Welcome to our five 2026 Fellows
April 2, 2025
After thoughtful consideration, the Travis Bogard Artist in Residence Committee has awarded the following fellowships in 2026:
Bill Bowers is returning to Tao House to continue work on his memoir which he began in his 2021 residency. Bill is an accomplished mime who developed the Physical Theatre Lab which offers a five-week intensive on a variety of physical pedagogues and techniques.
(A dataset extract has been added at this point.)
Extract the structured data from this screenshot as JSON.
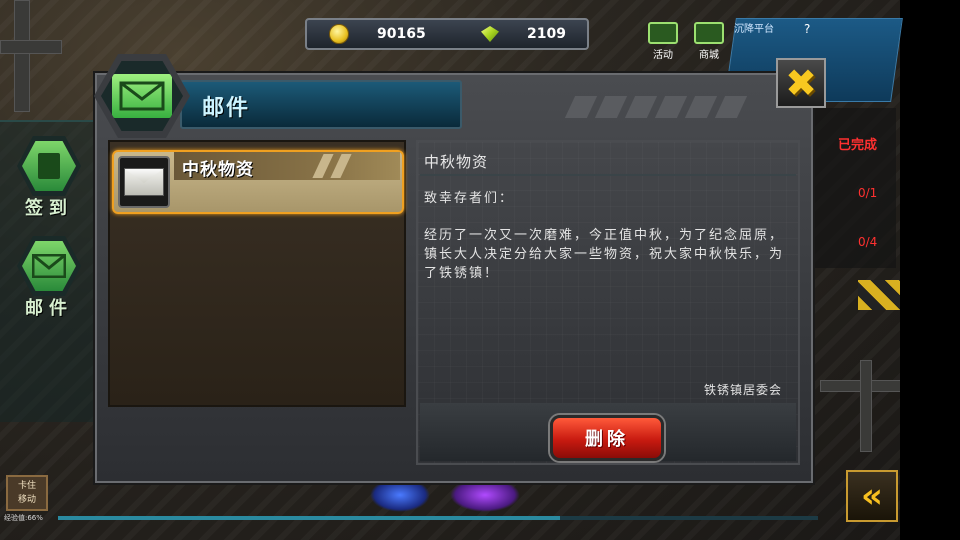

Maria Gallego is a professor at Universidad Loyola in Seville, Spain. Maria intends to focus research on two of O’Neill’s plays of the 20s during the Harlem Renaissance to the contemporary drama production of two current African American women playwrights, Zora Neale Huston and Georgia Douglas Johnson. She intends to “acquire a profound knowledge of O’Neill’s seminal work to be able to make the necessary connections with the African American women playwrights’ concerns and techniques.”
Phillip Smith teaches acting at Pace University in New York. Phillip’s play is about family; an elderly father and his middle-aged son and daughter. He intends to experiment with form and his current plan of having intersecting timelines. He intends to “pull from my own family history and tell a story of Black Life in America in the late 1940’s and what it is to care for an elderly parent today.”
Charles Stewart plans to work on a play he has begun entitled “The Irresistibles” which follows two college roommates—one of whom is black and the other white— who test a homemade time machine, hurling them into racially-charged and culturally-defining eras of the past. “The play examines why Black culture is celebrated worldwide even as Black lives remain devalued.”
J. Chris Westgate, an O’Neill scholar, will continue his research for a scholarly monograph that will examine the significance of shipwrecks in O’Neill’s early plays and connect these plays with a “long tradition of shipwreck literature” that includes such tomes as Homer’s The Odyssey, Shakespeare’s The Tempest, and James Cameron’s film Titanic.